Public affairs also plays a key role in other health and safety projects funded by CTIA involving antenna/base stations, hearing aid interference and driver safety.

“The members of the Joint Review Committee in general should be very concerned about how their funding is used by the CTIA,” said John Madrid, president of Marketing Information Technologies Inc. of McLean, Va., and Toshiba Corp.’s representative on that panel.

The JRC, comprised of carriers and manufacturers, is the source of funding for CTIA’s health and safety program.

“Every effort should be made to prioritize the funding of brain cancer research instead of spending so much on public relations and public opinion,” added Madrid. “I believe that if the WTR had received its full $15 million by now, we wouldn’t have the current dilemma.”

However, Norman Sandler, a spokesman for Motorola Inc., said it is perfectly appropriate for CTIA to spend health and safety funds for public relations in concert with cancer and pacemaker interference research.

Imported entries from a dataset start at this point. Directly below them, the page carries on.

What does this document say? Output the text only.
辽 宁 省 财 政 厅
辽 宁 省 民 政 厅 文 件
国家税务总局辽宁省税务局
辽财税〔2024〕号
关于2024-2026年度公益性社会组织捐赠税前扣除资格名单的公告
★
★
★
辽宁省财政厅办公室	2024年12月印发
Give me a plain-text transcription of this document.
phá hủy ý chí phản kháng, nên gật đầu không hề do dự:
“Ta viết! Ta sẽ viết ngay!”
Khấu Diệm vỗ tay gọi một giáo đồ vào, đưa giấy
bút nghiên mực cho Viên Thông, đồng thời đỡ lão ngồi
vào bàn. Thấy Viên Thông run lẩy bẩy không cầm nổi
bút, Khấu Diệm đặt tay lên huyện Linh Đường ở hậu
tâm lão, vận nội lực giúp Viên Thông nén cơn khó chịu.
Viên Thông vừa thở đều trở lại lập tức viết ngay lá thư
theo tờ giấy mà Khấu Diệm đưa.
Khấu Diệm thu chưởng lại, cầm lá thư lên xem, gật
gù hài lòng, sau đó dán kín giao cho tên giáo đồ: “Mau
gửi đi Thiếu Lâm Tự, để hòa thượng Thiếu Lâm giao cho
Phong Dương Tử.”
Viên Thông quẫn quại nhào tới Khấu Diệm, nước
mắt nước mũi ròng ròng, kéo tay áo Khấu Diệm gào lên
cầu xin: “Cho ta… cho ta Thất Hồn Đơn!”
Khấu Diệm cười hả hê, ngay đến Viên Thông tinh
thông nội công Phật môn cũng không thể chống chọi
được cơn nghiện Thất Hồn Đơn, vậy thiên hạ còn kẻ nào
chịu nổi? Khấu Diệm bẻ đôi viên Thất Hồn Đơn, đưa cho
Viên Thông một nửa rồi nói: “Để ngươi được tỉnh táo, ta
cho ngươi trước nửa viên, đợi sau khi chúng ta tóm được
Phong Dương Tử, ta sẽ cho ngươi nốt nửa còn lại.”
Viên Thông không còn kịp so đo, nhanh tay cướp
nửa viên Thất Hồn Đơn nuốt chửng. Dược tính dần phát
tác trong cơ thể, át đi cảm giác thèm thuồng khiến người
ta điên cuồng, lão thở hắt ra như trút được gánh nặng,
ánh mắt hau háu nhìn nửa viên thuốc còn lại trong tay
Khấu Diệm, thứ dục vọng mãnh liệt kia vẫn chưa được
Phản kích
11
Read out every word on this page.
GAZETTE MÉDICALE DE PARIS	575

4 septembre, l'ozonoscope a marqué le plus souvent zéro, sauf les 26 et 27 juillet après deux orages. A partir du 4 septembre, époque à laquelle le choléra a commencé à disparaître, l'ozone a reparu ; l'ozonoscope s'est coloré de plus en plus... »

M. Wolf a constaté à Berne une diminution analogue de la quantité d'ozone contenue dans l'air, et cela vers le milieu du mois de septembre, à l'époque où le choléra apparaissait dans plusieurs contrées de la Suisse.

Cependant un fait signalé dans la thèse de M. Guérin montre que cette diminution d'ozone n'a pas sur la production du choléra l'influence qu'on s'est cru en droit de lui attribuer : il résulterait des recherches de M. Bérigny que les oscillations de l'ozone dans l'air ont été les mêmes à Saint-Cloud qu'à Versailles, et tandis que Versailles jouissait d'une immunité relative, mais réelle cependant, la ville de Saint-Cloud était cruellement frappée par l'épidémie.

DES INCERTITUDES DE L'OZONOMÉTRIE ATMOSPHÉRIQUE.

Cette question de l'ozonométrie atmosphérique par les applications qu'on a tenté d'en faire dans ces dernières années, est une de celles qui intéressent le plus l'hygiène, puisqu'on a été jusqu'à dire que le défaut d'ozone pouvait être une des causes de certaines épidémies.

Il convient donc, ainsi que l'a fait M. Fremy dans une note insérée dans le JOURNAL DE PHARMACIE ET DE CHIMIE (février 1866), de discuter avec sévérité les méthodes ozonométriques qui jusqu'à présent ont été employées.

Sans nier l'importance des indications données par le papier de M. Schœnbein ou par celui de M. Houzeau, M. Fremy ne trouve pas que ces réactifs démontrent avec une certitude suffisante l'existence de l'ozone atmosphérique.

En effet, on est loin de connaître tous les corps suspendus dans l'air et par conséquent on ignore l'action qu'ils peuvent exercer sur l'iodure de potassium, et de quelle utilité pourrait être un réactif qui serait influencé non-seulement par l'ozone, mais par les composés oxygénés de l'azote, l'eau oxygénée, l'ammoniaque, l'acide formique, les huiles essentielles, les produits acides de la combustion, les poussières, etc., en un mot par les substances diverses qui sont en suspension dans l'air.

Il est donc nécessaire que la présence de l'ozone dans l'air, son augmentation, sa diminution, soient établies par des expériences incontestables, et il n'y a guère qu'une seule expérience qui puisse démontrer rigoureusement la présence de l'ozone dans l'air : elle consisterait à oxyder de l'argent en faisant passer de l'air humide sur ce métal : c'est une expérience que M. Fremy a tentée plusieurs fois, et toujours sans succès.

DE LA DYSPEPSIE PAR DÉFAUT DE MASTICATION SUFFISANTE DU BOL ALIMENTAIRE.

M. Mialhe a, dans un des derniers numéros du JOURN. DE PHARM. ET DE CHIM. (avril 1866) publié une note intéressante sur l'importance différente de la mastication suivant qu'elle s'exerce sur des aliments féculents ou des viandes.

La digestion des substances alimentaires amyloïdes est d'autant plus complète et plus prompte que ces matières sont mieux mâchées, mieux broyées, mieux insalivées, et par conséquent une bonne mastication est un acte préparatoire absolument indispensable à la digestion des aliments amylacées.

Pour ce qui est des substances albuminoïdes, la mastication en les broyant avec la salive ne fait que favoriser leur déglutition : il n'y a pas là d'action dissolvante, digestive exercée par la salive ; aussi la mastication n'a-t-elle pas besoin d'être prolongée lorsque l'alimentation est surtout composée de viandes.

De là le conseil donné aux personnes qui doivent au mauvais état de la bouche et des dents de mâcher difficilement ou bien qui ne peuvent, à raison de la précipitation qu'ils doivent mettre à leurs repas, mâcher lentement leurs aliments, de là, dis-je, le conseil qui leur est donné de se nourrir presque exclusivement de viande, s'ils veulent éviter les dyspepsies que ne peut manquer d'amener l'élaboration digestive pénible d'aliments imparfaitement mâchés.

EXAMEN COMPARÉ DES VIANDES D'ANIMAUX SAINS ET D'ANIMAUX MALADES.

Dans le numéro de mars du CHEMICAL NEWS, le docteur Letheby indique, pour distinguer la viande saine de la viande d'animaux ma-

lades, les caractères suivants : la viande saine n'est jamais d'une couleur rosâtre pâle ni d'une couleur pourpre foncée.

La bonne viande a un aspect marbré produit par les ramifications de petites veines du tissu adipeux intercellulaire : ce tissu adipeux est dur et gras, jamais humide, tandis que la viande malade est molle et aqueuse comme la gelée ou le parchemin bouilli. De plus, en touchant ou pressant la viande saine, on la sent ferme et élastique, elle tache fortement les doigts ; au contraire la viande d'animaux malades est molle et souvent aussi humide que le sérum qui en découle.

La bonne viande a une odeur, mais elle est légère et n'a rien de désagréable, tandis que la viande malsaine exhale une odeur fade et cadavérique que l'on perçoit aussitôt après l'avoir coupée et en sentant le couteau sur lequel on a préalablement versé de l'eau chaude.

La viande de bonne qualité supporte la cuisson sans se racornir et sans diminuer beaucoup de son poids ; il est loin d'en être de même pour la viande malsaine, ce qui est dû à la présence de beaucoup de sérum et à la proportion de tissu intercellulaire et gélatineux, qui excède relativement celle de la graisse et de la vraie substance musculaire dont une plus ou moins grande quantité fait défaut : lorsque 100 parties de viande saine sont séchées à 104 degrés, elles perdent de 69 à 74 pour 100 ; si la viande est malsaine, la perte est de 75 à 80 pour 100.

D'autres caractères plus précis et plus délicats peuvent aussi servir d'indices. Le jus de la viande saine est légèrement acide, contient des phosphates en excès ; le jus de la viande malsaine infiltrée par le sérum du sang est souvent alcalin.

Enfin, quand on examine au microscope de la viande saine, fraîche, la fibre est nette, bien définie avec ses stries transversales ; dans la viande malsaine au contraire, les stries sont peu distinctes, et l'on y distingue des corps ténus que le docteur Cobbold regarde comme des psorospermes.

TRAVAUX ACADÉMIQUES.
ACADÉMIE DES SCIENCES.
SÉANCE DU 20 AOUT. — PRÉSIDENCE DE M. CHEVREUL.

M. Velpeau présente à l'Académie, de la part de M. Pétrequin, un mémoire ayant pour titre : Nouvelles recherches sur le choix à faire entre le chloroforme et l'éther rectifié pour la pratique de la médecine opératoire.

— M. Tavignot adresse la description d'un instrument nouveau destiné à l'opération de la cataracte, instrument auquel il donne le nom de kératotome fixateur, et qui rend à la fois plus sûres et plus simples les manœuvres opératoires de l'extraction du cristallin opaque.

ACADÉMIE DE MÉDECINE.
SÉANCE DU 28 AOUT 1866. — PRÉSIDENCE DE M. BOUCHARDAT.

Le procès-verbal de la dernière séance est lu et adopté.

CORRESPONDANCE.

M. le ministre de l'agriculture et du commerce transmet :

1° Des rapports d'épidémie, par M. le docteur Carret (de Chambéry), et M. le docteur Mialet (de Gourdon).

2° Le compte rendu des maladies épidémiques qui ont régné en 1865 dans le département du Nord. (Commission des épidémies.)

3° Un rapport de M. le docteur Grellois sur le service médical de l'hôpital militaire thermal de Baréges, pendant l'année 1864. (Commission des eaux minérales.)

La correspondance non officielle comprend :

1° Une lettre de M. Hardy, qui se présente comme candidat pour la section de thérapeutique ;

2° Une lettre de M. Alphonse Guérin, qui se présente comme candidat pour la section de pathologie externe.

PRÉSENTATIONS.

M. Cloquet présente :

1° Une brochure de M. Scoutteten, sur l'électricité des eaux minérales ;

Terry Mitchell, executive vice president at Astronet Corp. agrees with Madrid. “We should be treating this funding-which we believe is important to the industry-as an independent funding operation,” said Mitchell. “It should not be subject to advertising, or blowing our horn.”

Greg Wortman, director of marketing for Fujitsu Transmission Systems Inc. and another JRC member, shares Sandler’s view. “Obviously, PR is useful to educate the public,” he said. “I don’t discount its value. Obviously, the research is very important. We’re not taking a position on their allocation of these resources.”

Shortly after the highly publicized lawsuit by H. David Reynard in early 1993 who claimed a portable phone caused the brain cancer that killed his wife, CTIA went to the politically well-connected Powell-Tate public relations firm for help. Jody Powell was former press secretary for President Carter and Sheila Tate was spokeswomen for former First Lady Nancy Reagan.

No court has ruled against a cellular firm in any of the cancer lawsuits so far.

As part of CTIA’s public relations focus, the association issued a manual for dealing with the news media and the public on wireless health issues, a document for which Carlo wrote the forward and which contains CTIA and WTR printed materials.